Obviously Awesome
Obviously Awesome
My notes on "Obviously Awesome" by April Dunford

Intro

  1. In order to do better marketing, understand your value and differentiators better
  2. Understand what makes a best-fit customer
  3. Positioning is a fundamental input to every business tactic you use
  4. If you fail at positioning, you fail at marketing and sales
  5. Positioning is "conext setting" for products
  6. Customers need to be able to easily understand
    1. What your product does
    2. Why it is special
    3. Why it matters to them
  7. If your prospects can't figure out what your product does quickly, they will invent a position for you. It might hide your key strengths or misunderstand your value.
  8. Find people to demo your product to, then ask them to describe it back to you. Do the same with existing customers.

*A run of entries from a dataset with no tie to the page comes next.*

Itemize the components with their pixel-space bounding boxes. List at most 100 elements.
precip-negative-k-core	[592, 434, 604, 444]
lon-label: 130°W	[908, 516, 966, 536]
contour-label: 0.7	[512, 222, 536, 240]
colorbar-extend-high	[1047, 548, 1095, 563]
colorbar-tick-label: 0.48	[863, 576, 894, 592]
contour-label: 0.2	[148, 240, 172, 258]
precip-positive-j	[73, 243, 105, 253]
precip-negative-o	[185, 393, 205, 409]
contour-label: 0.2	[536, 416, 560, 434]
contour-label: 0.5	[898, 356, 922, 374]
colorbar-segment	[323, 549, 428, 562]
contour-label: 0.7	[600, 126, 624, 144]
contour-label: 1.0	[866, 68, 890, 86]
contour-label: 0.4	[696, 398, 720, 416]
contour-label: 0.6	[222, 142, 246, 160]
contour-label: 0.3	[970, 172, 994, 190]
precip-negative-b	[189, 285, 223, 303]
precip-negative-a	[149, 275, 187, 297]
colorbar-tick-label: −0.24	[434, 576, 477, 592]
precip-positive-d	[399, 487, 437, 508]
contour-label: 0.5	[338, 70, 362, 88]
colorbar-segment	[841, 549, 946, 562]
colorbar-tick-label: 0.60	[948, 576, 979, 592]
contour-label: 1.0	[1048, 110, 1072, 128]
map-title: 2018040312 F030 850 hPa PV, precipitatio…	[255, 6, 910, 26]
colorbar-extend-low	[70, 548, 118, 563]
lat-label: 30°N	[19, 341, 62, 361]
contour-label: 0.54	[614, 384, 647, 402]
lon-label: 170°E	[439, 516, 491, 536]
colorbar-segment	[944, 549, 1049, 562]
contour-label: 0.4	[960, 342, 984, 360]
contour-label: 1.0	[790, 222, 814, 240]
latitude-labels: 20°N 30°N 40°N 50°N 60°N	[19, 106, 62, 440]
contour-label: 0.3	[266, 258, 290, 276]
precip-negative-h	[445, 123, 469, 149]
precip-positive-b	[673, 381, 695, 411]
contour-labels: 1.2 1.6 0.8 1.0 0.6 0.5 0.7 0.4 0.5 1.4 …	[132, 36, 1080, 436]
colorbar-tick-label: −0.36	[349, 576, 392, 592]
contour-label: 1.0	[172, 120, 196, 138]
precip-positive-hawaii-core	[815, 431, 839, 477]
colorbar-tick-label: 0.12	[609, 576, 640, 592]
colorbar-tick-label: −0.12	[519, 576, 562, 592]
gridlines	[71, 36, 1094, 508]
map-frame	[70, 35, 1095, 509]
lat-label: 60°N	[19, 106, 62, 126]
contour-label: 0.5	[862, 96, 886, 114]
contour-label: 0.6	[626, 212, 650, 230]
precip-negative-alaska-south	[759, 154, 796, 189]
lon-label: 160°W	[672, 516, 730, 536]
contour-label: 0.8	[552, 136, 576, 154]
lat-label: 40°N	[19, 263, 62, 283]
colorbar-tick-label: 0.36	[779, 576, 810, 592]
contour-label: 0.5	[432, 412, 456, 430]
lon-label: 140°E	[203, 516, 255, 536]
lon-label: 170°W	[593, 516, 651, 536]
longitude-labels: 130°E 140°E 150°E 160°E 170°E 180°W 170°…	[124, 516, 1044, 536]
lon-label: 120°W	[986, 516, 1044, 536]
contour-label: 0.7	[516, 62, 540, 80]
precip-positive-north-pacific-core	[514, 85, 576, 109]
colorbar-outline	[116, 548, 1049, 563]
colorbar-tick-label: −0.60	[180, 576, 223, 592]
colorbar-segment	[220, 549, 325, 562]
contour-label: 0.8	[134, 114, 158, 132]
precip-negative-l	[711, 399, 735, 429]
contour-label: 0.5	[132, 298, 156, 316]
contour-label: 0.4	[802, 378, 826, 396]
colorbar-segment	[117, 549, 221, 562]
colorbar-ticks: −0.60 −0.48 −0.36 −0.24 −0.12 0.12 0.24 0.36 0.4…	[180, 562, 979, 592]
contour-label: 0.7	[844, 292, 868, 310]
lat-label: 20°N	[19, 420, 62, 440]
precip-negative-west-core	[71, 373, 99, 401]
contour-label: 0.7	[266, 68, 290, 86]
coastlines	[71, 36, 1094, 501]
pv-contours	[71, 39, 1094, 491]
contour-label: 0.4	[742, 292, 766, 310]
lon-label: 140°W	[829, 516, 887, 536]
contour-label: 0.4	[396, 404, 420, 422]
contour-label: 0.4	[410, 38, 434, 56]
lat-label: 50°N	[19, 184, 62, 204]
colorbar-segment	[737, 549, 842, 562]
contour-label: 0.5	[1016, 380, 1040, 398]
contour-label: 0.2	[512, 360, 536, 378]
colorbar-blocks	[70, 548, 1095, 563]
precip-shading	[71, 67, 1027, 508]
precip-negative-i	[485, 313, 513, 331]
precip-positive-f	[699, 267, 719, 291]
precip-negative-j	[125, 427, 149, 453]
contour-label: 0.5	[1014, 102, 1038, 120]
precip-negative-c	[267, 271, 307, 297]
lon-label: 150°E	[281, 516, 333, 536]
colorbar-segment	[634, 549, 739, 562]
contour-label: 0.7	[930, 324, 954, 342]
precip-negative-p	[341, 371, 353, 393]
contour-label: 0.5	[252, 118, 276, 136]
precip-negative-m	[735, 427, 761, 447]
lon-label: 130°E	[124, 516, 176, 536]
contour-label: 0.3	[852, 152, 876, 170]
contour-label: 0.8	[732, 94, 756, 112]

If they're not saying the same thing then you have a positioning problem.
  9. Products with strong positioning:
    1. Find the best kind of customer
    2. Make the value obvious
    3. Sell quickly

Part 1

Positioning as context

  1. Without positioning to guide us, we don't know how to understnad a product
  2. Positioning lets us make assumptions about
    1. who a product is for
    2. what its main features are
    3. how much it costs
  3. Without it we would be paralyzed by choice, and we wouldnt be able to make sense of all the products around us.
  4. The context and purpose of a product from the founders/engineers perspective are often different to those of the prospect
  5. Products can be positioned in multiple ways, and often the best positioning is not the default positioning
  6. Bad positioning makes it harder for prospects to figure out if your product is worth thinking about.
  7. Positioning requires considering:
    1. Customers point of view - what problem/pain does it solve
    2. The ways your product is uniquely different
    3. The characteristics of a potential customer
    4. The best market context to make your value uniquely obvious

Five (plus one) components of effective positioning

  1. Competitive Alternatives - if you didn't exist, what would your customers use instead?
    1. Its what your prospects would use to do the task if your product didn't exist. It could be excel, or pen and paper. It could be nothing, (in which case maybe you product doesn't solve a real pain point.)
    2. You probably know a lot more about your market, and problem, and alternative solutions, than your prospects do. ("Doing nothing" could be an opportunity, not a red flag.)
    3. Its important to understand what customers will compare your product with, because this is how they will define "better". Is it "easier" than a pen and paper?
    4. Customers might never have purchased a solution like yours before.
  2. Unique Attributes - What do you have that alternative do not?
    1. Could be:
      1. Delivery Model (online vs offline, installed on-site vs not)
      2. Business model (rental vs purchase)
      3. Specific expertise (data scientist with financial and back-end web dev expertise)
  3. Value (and quantifiable objective proof) - What value do the attributes enable for customers?
    1. If unique attributes are your secret sauce, the value is why someone might care about your secret sauce
    2. Fact based, provable, demonstrable, quantifiable, objective. Third party opinions are relevant.
  4. Target market characteristics - Who cares a lot about that value?
    1. Focus on customers who are most likely to purchase quickly, wont ask for discounts, will tell their friends about you.
    2. You should clearly identify who these are and
    3. Identity what sets them apart from other groups of customers. Why are they uniquely likely to buy from you when others wouldnt or would take longer to consider and make a purchase
  5. Market Category - What context makes your value obvious to the ideal customer?
    1. Declaring that your product exists in a certain market triggers a powerful set of assumptions
    2. make these assumptions help you, not hinder you.
    3. When presented with your product, customers will try to use what they already know to figure out what your product is all about and why its special. You want them to be able to do this really quickly and easily.
    4. Make these assumptions work for you, not against you. You won't have to list every feature, because most of them will be assumed by the context of the market category.
    5. Get it right, and sales efforts (copy) wont be wasted battling those assumptions, but can instead build off of them to show secret sauce and value more obviously.
  6. (Bonus) Relevant Trends - what trends make your product relevant right now?
    1. Used carefully, trends can show prospoects why they should pay attention to your product right now. Increases urgency.
    2. It can increase urgency, excitement, coolness, credibility
    3. but the trend must be directly relevant, practically and objectively applicable.
    4. Blockchains, AI, ML are trends - they are relevant to multiple markets.